Generate stacked samples from a standard normal distribution. Each sample is generated using a different random seed.

Parameters:
  • size (Sequence[int] | torch.Size) – Size of the output tensor. Accepts any sequence of integers or a torch.Size instance. First dimension must match the number of random seeds.

  • **kwargs (Any) – Additional arguments to pass to torch.randn.

Returns:

Stacked samples from a standard normal distribution. Shape matches size.

Return type:

torch.Tensor

randn_like(
input: Tensor,
) Tensor[source]#

Generate stacked samples from a standard normal distribution with the same shape and data type as the input tensor.

Parameters:

input (torch.Tensor) – Input tensor to match the shape, data type, memory layout, and device of.

Returns:

Stacked samples from a standard normal distribution. Shape matches input.shape.

Return type:

torch.Tensor

randt(
nu: int,
size: Size | Sequence[int],
**kwargs: Any,
) Tensor[source]#

Generate stacked samples from a standard Student-t distribution with nu degrees of freedom. This is useful when sampling from heavy-tailed diffusion models.

Parameters:
  • nu (int) – Degrees of freedom for the Student-t distribution. Must be > 2.

  • size (Sequence[int] | torch.Size) – Size of the output tensor. Accepts any sequence of integers or a torch.Size instance. First dimension must match the number of random seeds.

  • **kwargs (Any) – Additional arguments to pass to torch.randn.

Returns:

Stacked samples from a standard Student-t distribution. Shape matches size.

Return type:

torch.Tensor

InfiniteSampler#

class physicsnemo.diffusion.utils.InfiniteSampler(
dataset: Dataset,
rank: int = 0,
num_replicas: int = 1,
shuffle: bool = True,
seed: int = 0,
window_size: float = 0.5,
start_idx: int = 0,
)[source]#

Bases: Sampler[int]

Sampler for torch.utils.data.DataLoader that loops over the dataset indefinitely.

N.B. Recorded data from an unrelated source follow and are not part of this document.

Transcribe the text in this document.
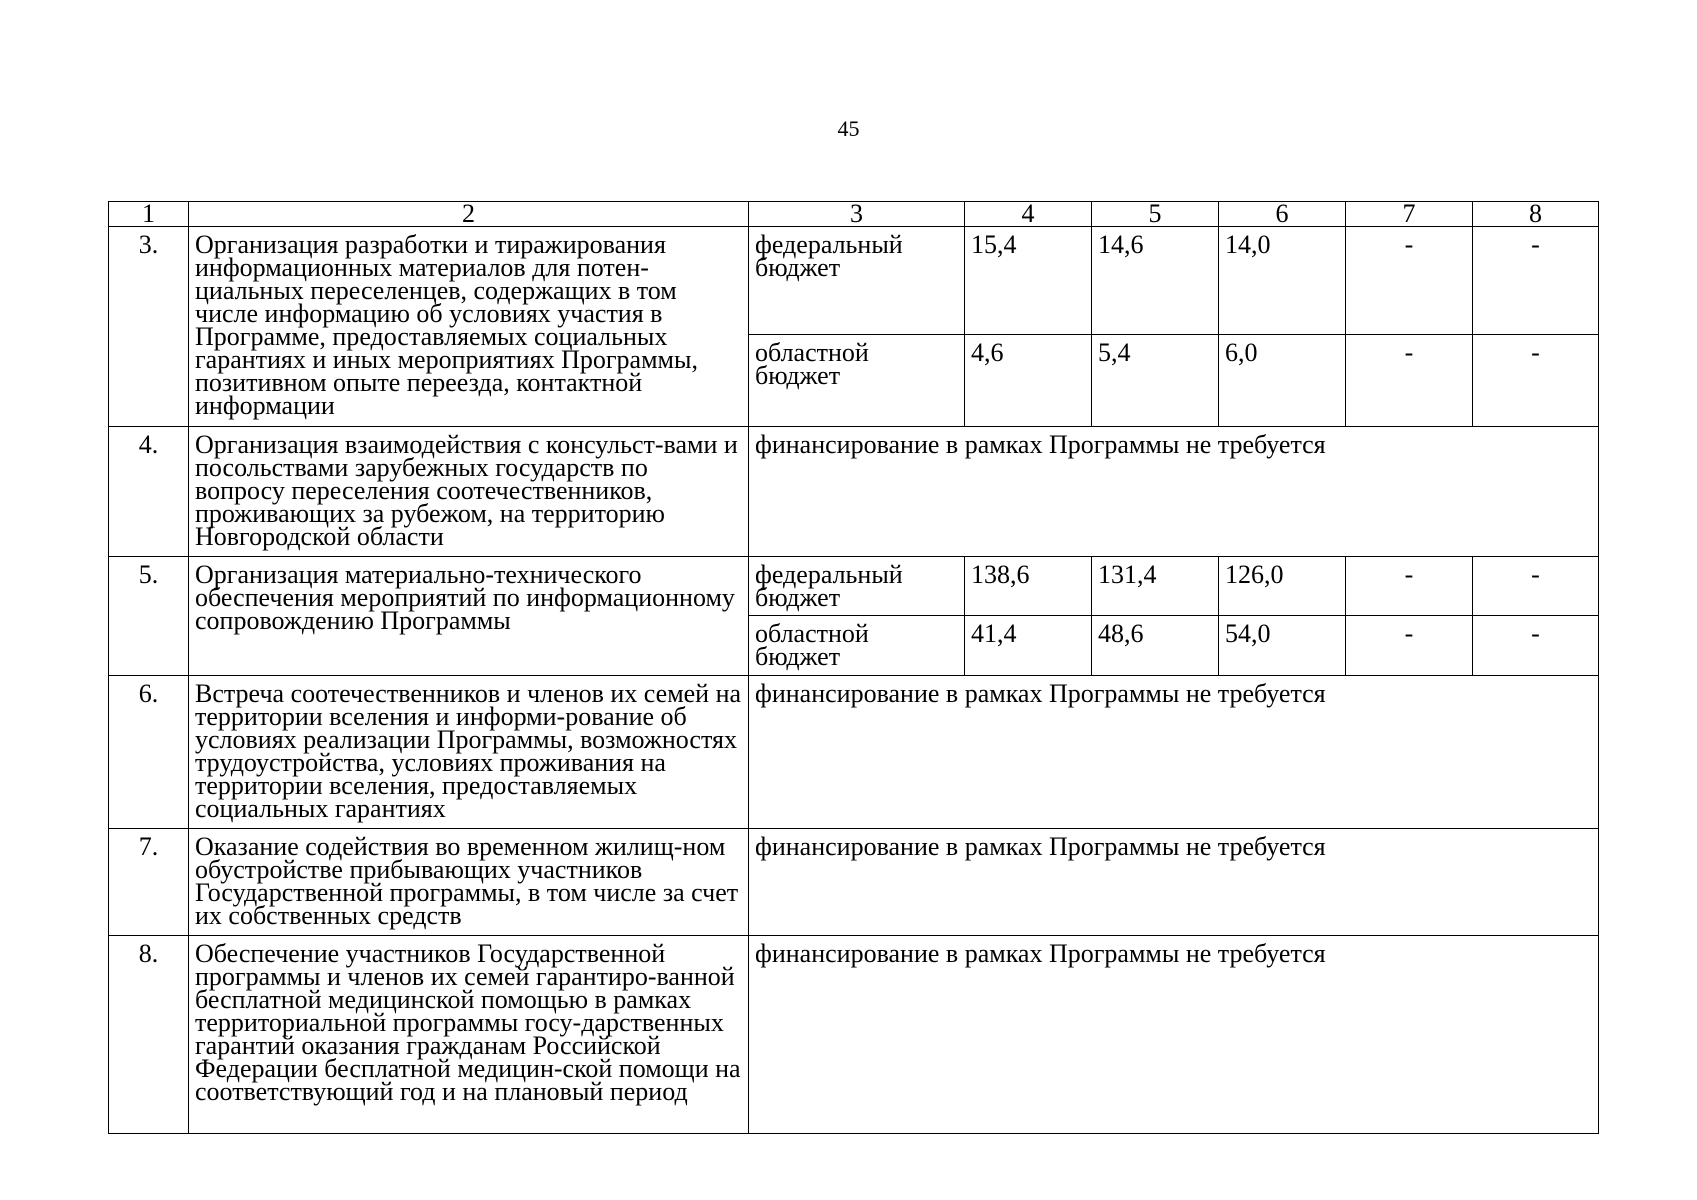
45
1	2	3	4	5	6	7	8
3.	Организация разработки и тиражирования информационных материалов для потен-циальных переселенцев, содержащих в том числе информацию об условиях участия в Программе, предоставляемых социальных гарантиях и иных мероприятиях Программы, позитивном опыте переезда, контактной информации	федеральный бюджет	15,4	14,6	14,0	-	-
		областной бюджет	4,6	5,4	6,0	-	-
4.	Организация взаимодействия с консульст-вами и посольствами зарубежных государств по вопросу переселения соотечественников, проживающих за рубежом, на территорию Новгородской области	финансирование в рамках Программы не требуется					
5.	Организация материально-технического обеспечения мероприятий по информационному сопровождению Программы	федеральный бюджет	138,6	131,4	126,0	-	-
		областной бюджет	41,4	48,6	54,0	-	-
6.	Встреча соотечественников и членов их семей на территории вселения и информи-рование об условиях реализации Программы, возможностях трудоустройства, условиях проживания на территории вселения, предоставляемых социальных гарантиях	финансирование в рамках Программы не требуется					
7.	Оказание содействия во временном жилищ-ном обустройстве прибывающих участников Государственной программы, в том числе за счет их собственных средств	финансирование в рамках Программы не требуется					
8.	Обеспечение участников Государственной программы и членов их семей гарантиро-ванной бесплатной медицинской помощью в рамках территориальной программы госу-дарственных гарантий оказания гражданам Российской Федерации бесплатной медицин-ской помощи на соответствующий год и на плановый период	финансирование в рамках Программы не требуется					
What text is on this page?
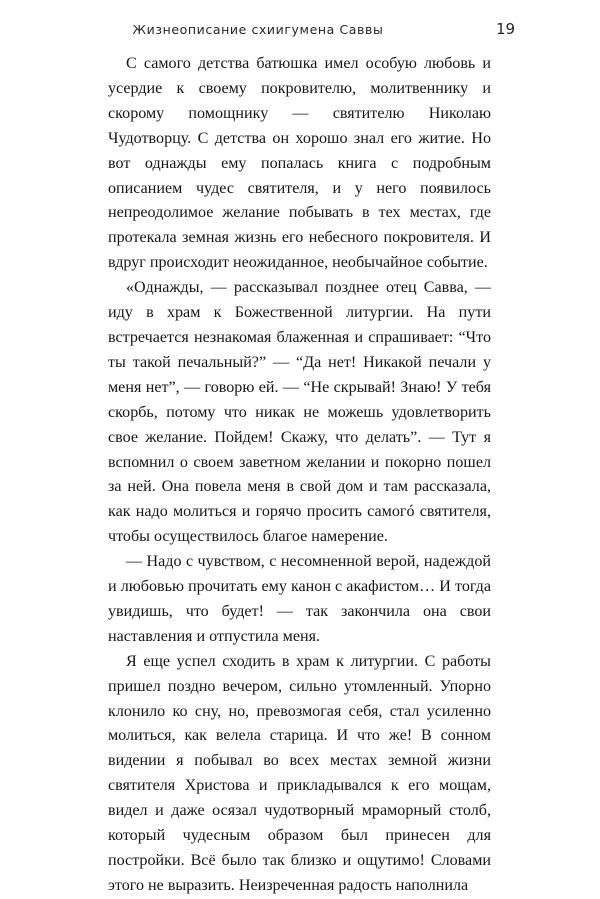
Жизнеописание схиигумена Саввы	19

С самого детства батюшка имел особую любовь и усердие к своему покровителю, молитвеннику и скорому помощнику — святителю Николаю Чудотворцу. С детства он хорошо знал его житие. Но вот однажды ему попалась книга с подробным описанием чудес святителя, и у него появилось непреодолимое желание побывать в тех местах, где протекала земная жизнь его небесного покровителя. И вдруг происходит неожиданное, необычайное событие.

«Однажды, — рассказывал позднее отец Савва, — иду в храм к Божественной литургии. На пути встречается незнакомая блаженная и спрашивает: “Что ты такой печальный?” — “Да нет! Никакой печали у меня нет”, — говорю ей. — “Не скрывай! Знаю! У тебя скорбь, потому что никак не можешь удовлетворить свое желание. Пойдем! Скажу, что делать”. — Тут я вспомнил о своем заветном желании и покорно пошел за ней. Она повела меня в свой дом и там рассказала, как надо молиться и горячо просить самогó святителя, чтобы осуществилось благое намерение.

— Надо с чувством, с несомненной верой, надеждой и любовью прочитать ему канон с акафистом… И тогда увидишь, что будет! — так закончила она свои наставления и отпустила меня.

Я еще успел сходить в храм к литургии. С работы пришел поздно вечером, сильно утомленный. Упорно клонило ко сну, но, превозмогая себя, стал усиленно молиться, как велела старица. И что же! В сонном видении я побывал во всех местах земной жизни святителя Христова и прикладывался к его мощам, видел и даже осязал чудотворный мраморный столб, который чудесным образом был принесен для постройки. Всё было так близко и ощутимо! Словами этого не выразить. Неизреченная радость наполнила
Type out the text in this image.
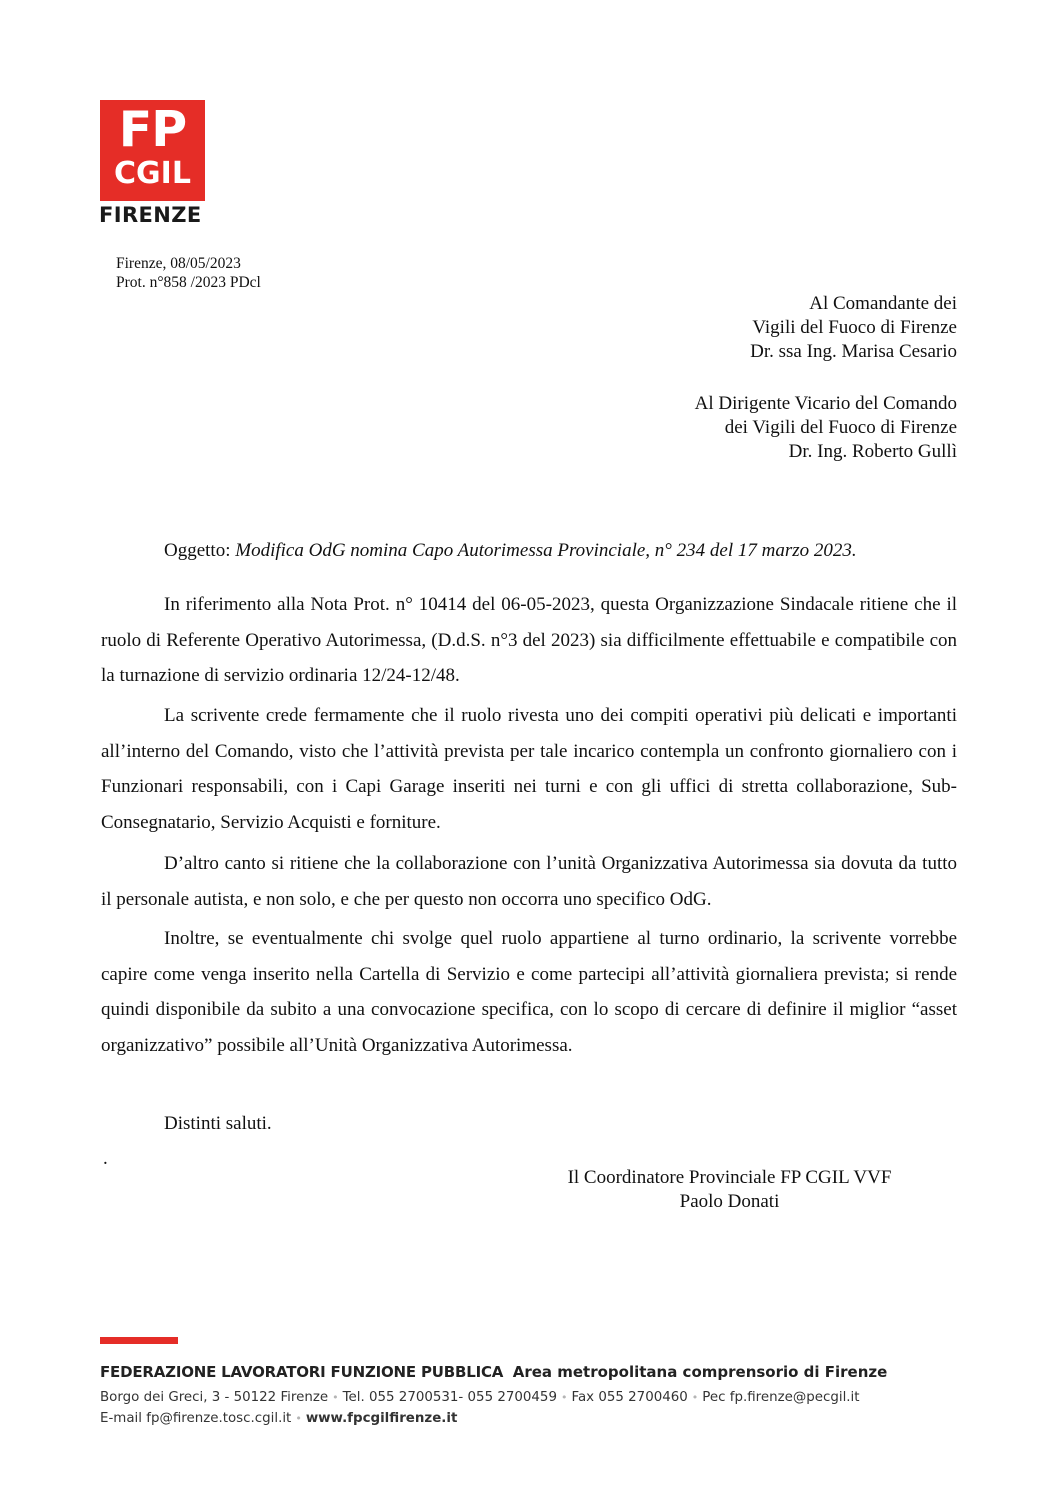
FP
CGIL
FIRENZE
Firenze, 08/05/2023
Prot. n°858 /2023 PDcl
Al Comandante dei
Vigili del Fuoco di Firenze
Dr. ssa Ing. Marisa Cesario
Al Dirigente Vicario del Comando
dei Vigili del Fuoco di Firenze
Dr. Ing. Roberto Gullì
Oggetto: Modifica OdG nomina Capo Autorimessa Provinciale, n° 234 del 17 marzo 2023.

In riferimento alla Nota Prot. n° 10414 del 06-05-2023, questa Organizzazione Sindacale ritiene che il ruolo di Referente Operativo Autorimessa, (D.d.S. n°3 del 2023) sia difficilmente effettuabile e compatibile con la turnazione di servizio ordinaria 12/24-12/48.

La scrivente crede fermamente che il ruolo rivesta uno dei compiti operativi più delicati e importanti all’interno del Comando, visto che l’attività prevista per tale incarico contempla un confronto giornaliero con i Funzionari responsabili, con i Capi Garage inseriti nei turni e con gli uffici di stretta collaborazione, Sub-Consegnatario, Servizio Acquisti e forniture.

D’altro canto si ritiene che la collaborazione con l’unità Organizzativa Autorimessa sia dovuta da tutto il personale autista, e non solo, e che per questo non occorra uno specifico OdG.

Inoltre, se eventualmente chi svolge quel ruolo appartiene al turno ordinario, la scrivente vorrebbe capire come venga inserito nella Cartella di Servizio e come partecipi all’attività giornaliera prevista; si rende quindi disponibile da subito a una convocazione specifica, con lo scopo di cercare di definire il miglior “asset organizzativo” possibile all’Unità Organizzativa Autorimessa.

Distinti saluti.

.
Il Coordinatore Provinciale FP CGIL VVF
Paolo Donati
FEDERAZIONE LAVORATORI FUNZIONE PUBBLICA Area metropolitana comprensorio di Firenze
Borgo dei Greci, 3 - 50122 Firenze • Tel. 055 2700531- 055 2700459 • Fax 055 2700460 • Pec fp.firenze@pecgil.it
E-mail fp@firenze.tosc.cgil.it • www.fpcgilfirenze.it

This sampler yields indices indefinitely, optionally shuffling items as it goes. It can also perform distributed sampling when rank and num_replicas are specified.

Parameters:
  • dataset (torch.utils.data.Dataset) – The dataset to sample from

  • rank (int, default=0) – The rank of the current process within num_replicas processes

  • num_replicas (int, default=1) – The number of processes participating in distributed sampling

  • shuffle (bool, default=True) – Whether to shuffle the indices

  • seed (int, default=0) – Random seed for reproducibility when shuffling

  • window_size (float, default=0.5) – Fraction of dataset to use as window for shuffling. Must be between 0 and 1. A larger window means more thorough shuffling but slower iteration.

  • start_idx (int, default=0) – The initial index to use for the sampler. This is used for resuming training.